September 11, 2019, 16:00 - 16:15
The main function of high density lipoprotein (HDL) particles in humans is to transport cholesterol from tissues to the liver, so that excessive cholesterol can be eliminated in the bile. High plasma levels of HDL cholesterol are clinically associated with a lowerrisk of coronary heart disease (CHD) and diabetes mellitus type 2 (T2DM). However, HDL could not be successfully exploited for the prevention or treatment of CHD or T2DM. This is mainly due to a lacking structure-function relationship of the HDL-particle composition. Here, we set out to characterize HDL-components (proteins/lipids) disturbed in patients with CHD and/or T2DM and to link particle composition with phenotypic functionality by implementing biological assays as readout.

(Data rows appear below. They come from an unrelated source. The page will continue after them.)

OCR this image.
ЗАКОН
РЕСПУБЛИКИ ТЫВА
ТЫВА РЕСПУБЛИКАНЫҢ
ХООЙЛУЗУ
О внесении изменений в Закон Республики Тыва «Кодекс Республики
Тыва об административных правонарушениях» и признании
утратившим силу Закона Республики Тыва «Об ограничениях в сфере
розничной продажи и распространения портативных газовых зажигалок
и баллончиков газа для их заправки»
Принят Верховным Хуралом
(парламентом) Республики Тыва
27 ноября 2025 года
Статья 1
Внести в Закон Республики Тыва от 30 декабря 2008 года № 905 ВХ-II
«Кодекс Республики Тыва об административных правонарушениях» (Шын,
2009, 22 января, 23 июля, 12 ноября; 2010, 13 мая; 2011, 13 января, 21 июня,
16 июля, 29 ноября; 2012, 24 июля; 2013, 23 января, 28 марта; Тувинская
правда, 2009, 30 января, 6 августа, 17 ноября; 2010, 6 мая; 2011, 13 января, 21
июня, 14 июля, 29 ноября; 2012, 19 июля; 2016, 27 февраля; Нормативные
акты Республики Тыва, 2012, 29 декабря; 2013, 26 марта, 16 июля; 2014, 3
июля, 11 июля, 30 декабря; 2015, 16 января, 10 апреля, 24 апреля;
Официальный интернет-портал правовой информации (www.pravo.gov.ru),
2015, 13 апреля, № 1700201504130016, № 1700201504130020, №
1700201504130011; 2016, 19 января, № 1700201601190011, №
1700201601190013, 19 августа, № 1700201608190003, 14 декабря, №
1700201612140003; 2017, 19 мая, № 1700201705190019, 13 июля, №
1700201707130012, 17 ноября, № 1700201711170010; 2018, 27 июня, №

Using Data-Independent Acquisition (DIA), we generated a quantitative data matrix of 182 human proteins over 166 samples including processing controls. Compared to HDL of healthy individuals, HDL of CHD-patients was characterized by the relative enrichment of specific proteins whereas HDL of T2DM patients was rather characterized by the relative loss of specific proteins. Upon elastic net analysis, several proteins emerged as independent determinants of at least one of the observed biological functions of HDL. Glycosylphosphatidyl-inositol specific phospholipase D1 (GPLD1) for instance was one of the strongest determinants for the ability of HDL to inhibit starvation induced apoptosis of HAECs. To experimentally validate our findings, we used reconstituted HDL (rHDL), consisting of purified apoA-I and dioleyl-phosphatidylcholine (DOPC) with or without the protein or lipid to be tested for biological activity. As predicted by the model, complementation of rHDL with GPLD1 improved the ability of rHDL to inhibit the apoptosis of HAECs.
In conclusion, our integrative approach unraveled several novel HDL-determinants with potentially anti-diabetic or vasoprotective functions.